For his part, Silver was optimistic that some of that $88 billion from PNC could qualify to support local journalism. If what is being sought are small business loans of less than $1 million, those would qualify as a form of small business lending. But if a local media outlet, provided it is under community ownership, needs “a loan or investment for more than $1 million, I think you can make a strong case that the information is critical to the survival of their communities. You can make a case that it should qualify under CRA.” Silver adds that CRA regulations are slated for revision in 2021, provided an opportunity for the public to weigh in.
Journalism is important, but Kalita notes that “the word ‘journalism’ to many communities tends to be a repellant, or a great unknown.” Mitra adds, “Journalism feels a little self-congratulatory. It conveys a way of doing things. We have to shift to provide the right information with the right delivery models.” The danger, she adds, is to revert to “the nostalgia of six tabloid papers in New York City” and pretend that, everything was great. “It was not great,” she reminds the group.
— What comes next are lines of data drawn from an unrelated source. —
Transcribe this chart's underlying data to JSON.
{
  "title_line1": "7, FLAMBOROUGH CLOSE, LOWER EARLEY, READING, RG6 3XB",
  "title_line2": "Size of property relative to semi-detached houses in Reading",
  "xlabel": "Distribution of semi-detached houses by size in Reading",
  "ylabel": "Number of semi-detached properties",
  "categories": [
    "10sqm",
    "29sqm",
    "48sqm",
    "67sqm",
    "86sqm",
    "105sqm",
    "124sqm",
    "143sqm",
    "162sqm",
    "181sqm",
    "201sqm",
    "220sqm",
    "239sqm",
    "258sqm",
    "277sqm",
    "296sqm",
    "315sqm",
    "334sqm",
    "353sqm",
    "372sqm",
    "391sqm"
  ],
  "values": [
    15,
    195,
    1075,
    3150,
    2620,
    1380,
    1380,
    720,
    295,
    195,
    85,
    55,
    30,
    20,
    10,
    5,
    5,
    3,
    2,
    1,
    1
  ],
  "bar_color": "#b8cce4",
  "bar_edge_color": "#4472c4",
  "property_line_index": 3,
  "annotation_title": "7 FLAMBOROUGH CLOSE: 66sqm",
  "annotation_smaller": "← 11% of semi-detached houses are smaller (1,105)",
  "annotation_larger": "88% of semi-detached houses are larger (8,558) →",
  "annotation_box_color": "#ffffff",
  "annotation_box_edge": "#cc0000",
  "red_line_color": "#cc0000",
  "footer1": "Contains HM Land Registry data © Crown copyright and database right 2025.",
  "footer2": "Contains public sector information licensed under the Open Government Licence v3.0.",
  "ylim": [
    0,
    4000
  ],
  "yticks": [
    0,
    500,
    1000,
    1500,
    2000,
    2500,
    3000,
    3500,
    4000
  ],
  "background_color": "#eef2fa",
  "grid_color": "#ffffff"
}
Powell adds that a key part of rebuilding journalism for economic justice requires redefining who is the audience for journalism.
I want to go back to that concept of redlining.… While there was redlining in terms of housing, there was also redlining in terms of news and information. You had publishers of daily and regional news outlets intentionally deciding to produce news information for very affluent, upwardly mobile people. That meant excluding whole parts of their community. And so when we talk about how we fund in the future going forward, we have to keep in mind community ownership, community participation, and, dare I say, community partnership.
Fortman adds, “We are in the Wild West.… I think it is going to look a lot different than it looks today. You’re going to have a lot more small newsrooms, and I really hope you’re going to have a lot more community-based newsrooms.”
Powell concluded by reinforcing this point: “Smaller and independent is important. But also understanding that information is not from the top down anymore. It is not even necessarily from the bottom up. It is what I call circular and horizontal. It is completed with feedback loops and really listening to the community and responding to community needs.”